Comment by Barbara — January 21, 2006 #
Thank you for this very cool post. I’ve eaten in Buddhist Chinese restaurants, the most notable one being the one in Vancouver’s Chinatown; the food was fantastic. Also, there used to be a little van parked in the UC Berkeley campus (on Bancroft and Telegraph) who sold the best vegetarian Ma-Po Tofu I ever had.
I will certainly look these up.
Comment by Hadar — January 21, 2006 #
Glad to help, Hadar–yes, actual Chinese Buddhist vegetarian restaurants are thin on the ground–I have been lucky enough to eat at a few Chinese restaurants that feature some of the traditional Buddhist recipes here and there.
Comment by Barbara — January 21, 2006 #
have you seen the book “Three Bowls” by Farrey?
Comment by stef — April 28, 2006 #
I have seen it, but I don’t have it Stef–is it a good one?
Comment by Barbara — April 29, 2006 #
Again, thanks for your help! (And the wok recommendation.)
Also, Bo De Duyen is an excellent Chinese vegetarian restaurant in Toronto’s Chinatown.

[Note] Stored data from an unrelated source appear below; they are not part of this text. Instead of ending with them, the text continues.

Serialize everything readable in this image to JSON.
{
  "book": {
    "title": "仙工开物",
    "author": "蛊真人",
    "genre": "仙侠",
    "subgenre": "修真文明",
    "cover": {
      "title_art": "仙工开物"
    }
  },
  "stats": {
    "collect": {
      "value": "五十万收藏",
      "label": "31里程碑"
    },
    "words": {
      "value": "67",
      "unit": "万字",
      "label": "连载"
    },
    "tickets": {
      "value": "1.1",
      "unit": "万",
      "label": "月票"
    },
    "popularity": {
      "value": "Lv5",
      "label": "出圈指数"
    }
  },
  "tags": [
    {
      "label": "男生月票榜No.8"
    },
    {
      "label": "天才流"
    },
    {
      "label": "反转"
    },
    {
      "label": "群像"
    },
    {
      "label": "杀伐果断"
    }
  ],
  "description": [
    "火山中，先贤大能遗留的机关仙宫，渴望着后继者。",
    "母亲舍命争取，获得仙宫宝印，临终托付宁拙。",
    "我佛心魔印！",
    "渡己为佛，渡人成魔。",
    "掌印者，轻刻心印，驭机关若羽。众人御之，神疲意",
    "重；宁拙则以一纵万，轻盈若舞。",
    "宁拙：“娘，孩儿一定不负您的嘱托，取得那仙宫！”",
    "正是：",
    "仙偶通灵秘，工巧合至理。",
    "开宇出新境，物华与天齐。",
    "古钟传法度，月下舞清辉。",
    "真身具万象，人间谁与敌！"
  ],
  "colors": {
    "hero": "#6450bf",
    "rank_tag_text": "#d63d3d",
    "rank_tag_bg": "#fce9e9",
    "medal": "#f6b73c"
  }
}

Comment by Scott — June 15, 2006 #
Two more vegetarian Chinese cookbooks are “Chinese Vegetarian Cooking” by Kenneth H. C. Lo (Pantheon, 1974) and “Chinese Vegetarian Cookery” by Jack Santa Maria (CRCS Publications, 1983). Lo’s book doesn’t mention Buddhism at all and Sta. Maria does mention Buddhism and Taoism.
Oddly, Sta. Maria’s recipes seem more authentic.
Comment by Emma — May 3, 2008 #
[…] Tigers & Strawberries » The Chinese Cookbook Project VIII 20 Jan 2006. A fine book which is sadly out of print, but should not be is Eileen Yin-Fei Lo's From the Earth: Chinese Vegetarian Cooking. Tigers & Strawberries » The Chinese Cookbook Project VIII […]
Pingback by Chinese cooking earth from vegetarian - Cooking easy - Cooking vegetarian — December 9, 2010 #
There was a great Buddhist vegetarian restaurant right near Bangkok Railway Station. The food was superb!